La democracia también vive una crisis profunda. El pluralismo político no ha sido capaz de recrear su legitimidad, no ha descubierto los caminos de la eficacia ni ha podido imponerse a los poderes de hecho. No puede pasarse por alto que una porción significativa de la población mexicana cree (sin fundamento sólido a mi entender) que el presidente de la república no merece su cargo. El régimen político adolece así una innegable falla de legitimidad: el Gobierno producto del proceso institucionalizado no recibe el reconocimiento elemental de todas las fuerzas políticas. No responsabilizo aquí a nadie. Simplemente registro un hecho que no puede ser trivializado si se quiere examinar seriamente la salud de la democracia mexicana. El pluralismo sigue sin aprender a dialogar y decidir. Desde la institucionalización del pluralismo partidista, el país ha detenido su marcha. El desacuerdo impera. Y en ese escenario, las instituciones, hasta aquellas que parecían el emblema de nuestro progreso político, se debilitan.

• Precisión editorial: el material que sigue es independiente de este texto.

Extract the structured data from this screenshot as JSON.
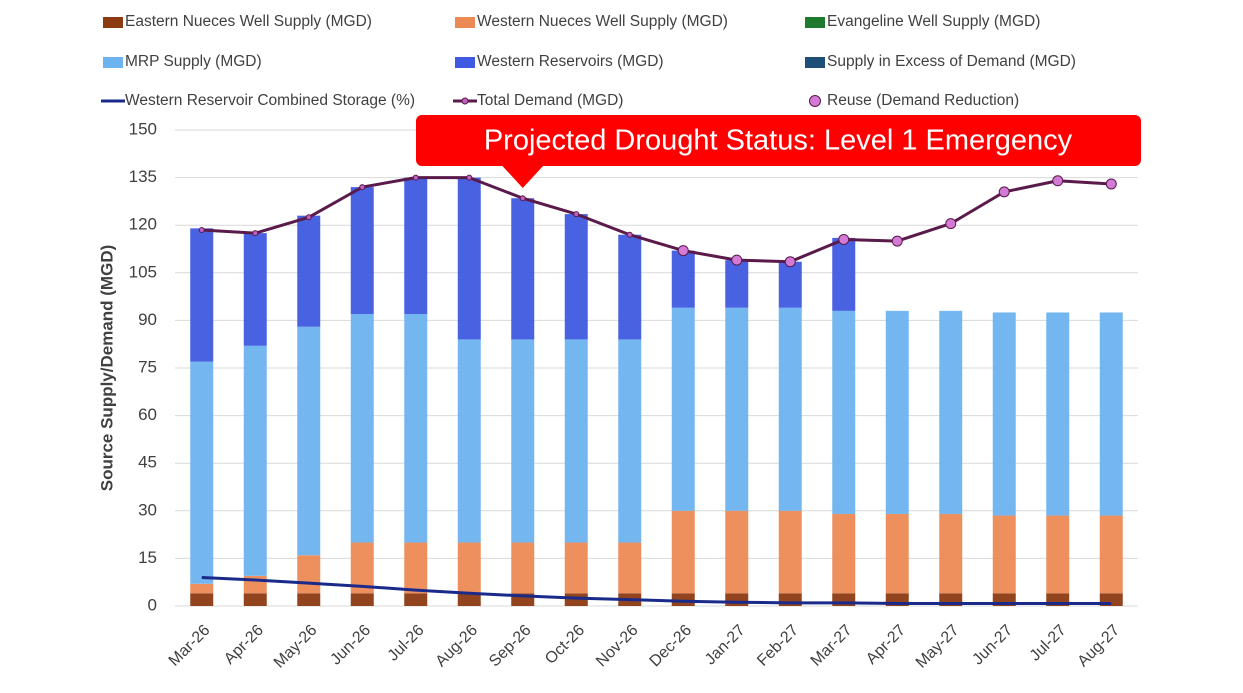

Se nos ofrece el consuelo de una economía que escapa a la crisis. Será cierto que no nos hemos desbarrancado ni ha explotado la inflación a niveles de Zimbabwe. Pero nadie puede sentirse orgulloso del mediocre desempeño de nuestra economía. El país apenas crece y es a todas luces, incapaz de ofrecer a los mexicanos las oportunidades básicas de desarrollo.

La crisis de México no tiene paralelo en la historia reciente. No es crisis de Gobierno ni crisis económica. El país, como espacio de convivencia, una comunidad que puede perfilarse hacia el futuro con cierto un mínimo optimismo está en crisis.